The collaboration will focus on the ways in which ultra-lightweight materials, battery technologies and electrical cell chemistries can be integrated on Airbus’ Zephyr High Altitude Pseudo-Satellite (HAPS) programme.
Zephyr is a solar powered unmanned aerial system (UAS), or drone, designed to fly at 65,000 ft, above commercial air traffic, for months at a time. The first production examples are being manufactured at Farnborough for the UK Ministry of Defence. The original project team has moved to Facebook in 2014 and is developing the Aquila high altitude UAS that has been undergoing flight testing this year. Aquila is intended to carry telecoms basestations to provide communications links, either WiFi or 4G, to isolated areas, while Zephyr with a 300W power budget, is aimed at surveillance applications with a 5kg camera that can provide up to 15cm resolution.

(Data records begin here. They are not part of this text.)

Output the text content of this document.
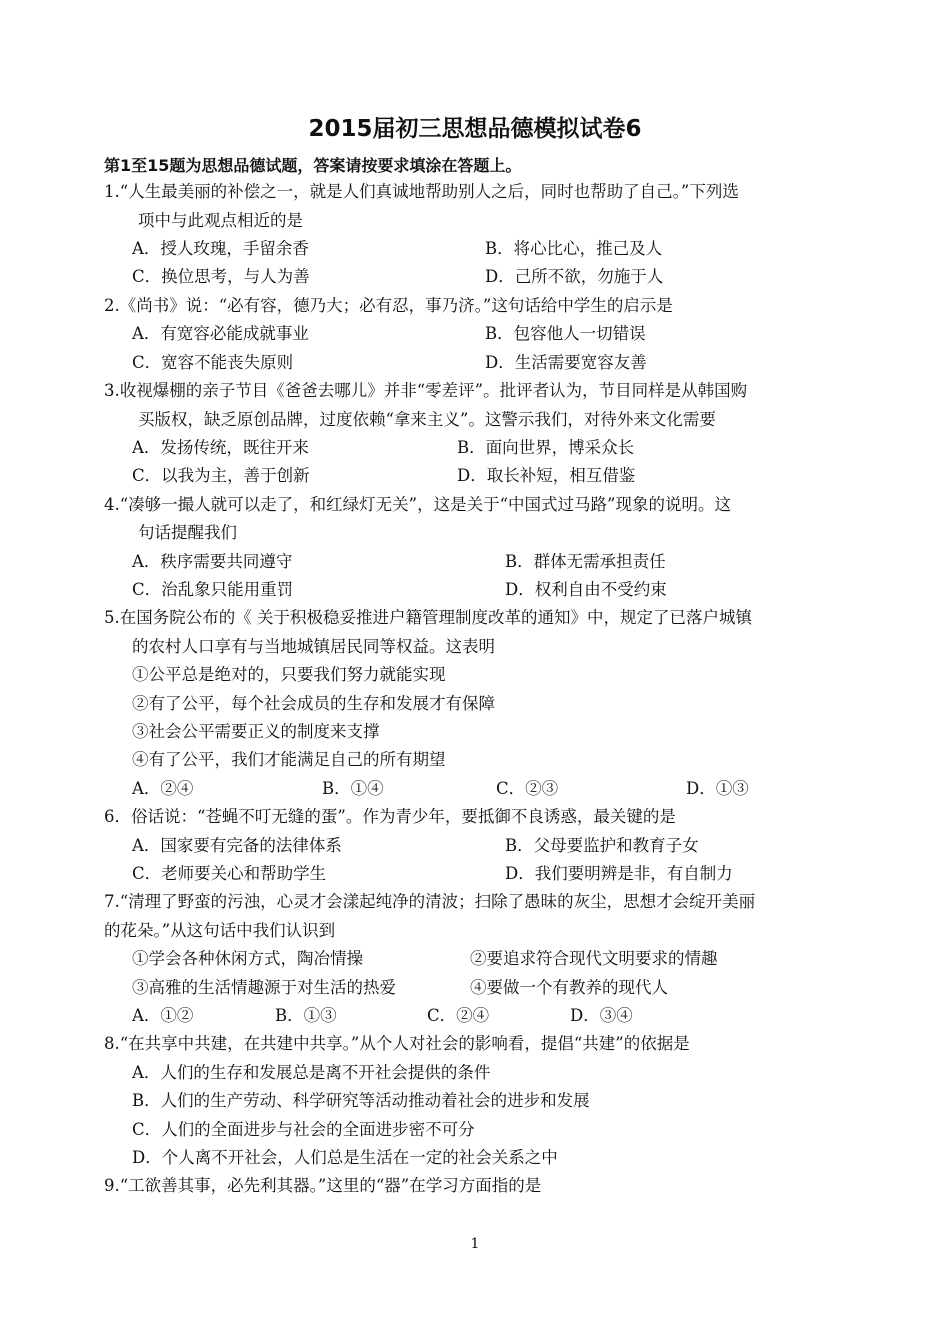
2015届初三思想品德模拟试卷6
第1至15题为思想品德试题，答案请按要求填涂在答题上。
1.“人生最美丽的补偿之一，就是人们真诚地帮助别人之后，同时也帮助了自己。”下列选
项中与此观点相近的是
A．授人玫瑰，手留余香	B．将心比心，推己及人
C．换位思考，与人为善	D．己所不欲，勿施于人
2.《尚书》说：“必有容，德乃大；必有忍，事乃济。”这句话给中学生的启示是
A．有宽容必能成就事业	B．包容他人一切错误
C．宽容不能丧失原则	D．生活需要宽容友善
3.收视爆棚的亲子节目《爸爸去哪儿》并非“零差评”。批评者认为，节目同样是从韩国购
买版权，缺乏原创品牌，过度依赖“拿来主义”。这警示我们，对待外来文化需要
A．发扬传统，既往开来	B．面向世界，博采众长
C．以我为主，善于创新	D．取长补短，相互借鉴
4.“凑够一撮人就可以走了，和红绿灯无关”，这是关于“中国式过马路”现象的说明。这
句话提醒我们
A．秩序需要共同遵守	B．群体无需承担责任
C．治乱象只能用重罚	D．权利自由不受约束
5.在国务院公布的《 关于积极稳妥推进户籍管理制度改革的通知》中，规定了已落户城镇
的农村人口享有与当地城镇居民同等权益。这表明
①公平总是绝对的，只要我们努力就能实现
②有了公平，每个社会成员的生存和发展才有保障
③社会公平需要正义的制度来支撑
④有了公平，我们才能满足自己的所有期望
A．②④	B．①④	C．②③	D．①③
6．俗话说：“苍蝇不叮无缝的蛋”。作为青少年，要抵御不良诱惑，最关键的是
A．国家要有完备的法律体系	B．父母要监护和教育子女
C．老师要关心和帮助学生	D．我们要明辨是非，有自制力
7.“清理了野蛮的污浊，心灵才会漾起纯净的清波；扫除了愚昧的灰尘，思想才会绽开美丽
的花朵。”从这句话中我们认识到
①学会各种休闲方式，陶冶情操	②要追求符合现代文明要求的情趣
③高雅的生活情趣源于对生活的热爱	④要做一个有教养的现代人
A．①②	B．①③	C．②④	D．③④
8.“在共享中共建，在共建中共享。”从个人对社会的影响看，提倡“共建”的依据是
A．人们的生存和发展总是离不开社会提供的条件
B．人们的生产劳动、科学研究等活动推动着社会的进步和发展
C．人们的全面进步与社会的全面进步密不可分
D．个人离不开社会，人们总是生活在一定的社会关系之中
9.“工欲善其事，必先利其器。”这里的“器”在学习方面指的是
1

Williams is using forty years experience in motor racing for the lightweight materials and structures. Its most recent developments have included an innovative take on using recycled carbon fibre to manufacture components that can be 40% lighter than current alternatives.It has also been developing new battery and power management technologies for Formula E racing, where it is sole battery supplier, and is working with several partners on commercialising these technologies for the Internet of Things (IoT) and for electric vehicles. It is also part of a consortium building a battery factory in the UK.